To "podważyło zaufanie obywateli do państwa"

Reklama

Wykorzystywanie Pegasusa służyło bieżącym celom politycznym i kampanii, pytanie, czy nie byli też podsłuchiwani zwykli obywatele - mówił podczas debaty poseł Tomasz Trela (Lewica).

Upadł rząd PiS, upadną ich tajemnice - stwierdziła Magdalena Sroka (PSL-TD).

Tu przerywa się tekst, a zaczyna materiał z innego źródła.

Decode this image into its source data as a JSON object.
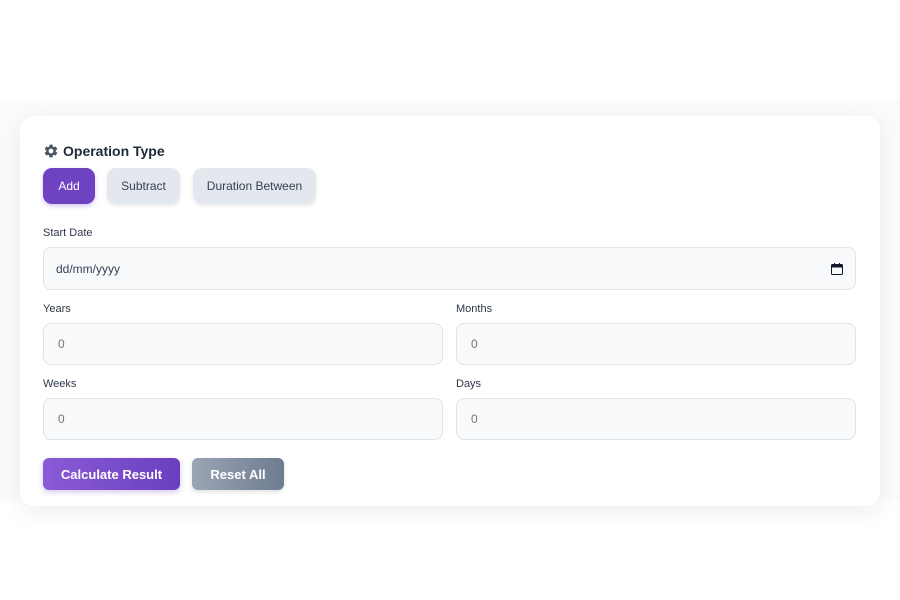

Paweł Śliz (Polska 2050-Trzecia Droga) zauważył, że wykorzystywanie Pegasusa podważyło zaufanie obywateli do państwa. Jak podkreślił, ten system powinien być stosowany do zwalczania najcięższej przestępczości i zagrożeń dla bezpieczeństwa kraju, a zasady jego użycia powinny być transparentne i kontrolowane tak, by unikać nadużyć. Tymczasem - jak mówił - oprogramowanie było stosowane do inwigilowania opozycji, urzędników, prokuratorów, dziennikarzy i zwykłych obywateli, "których z jakiegoś powodu PiS uznał za niebezpiecznych dla siebie".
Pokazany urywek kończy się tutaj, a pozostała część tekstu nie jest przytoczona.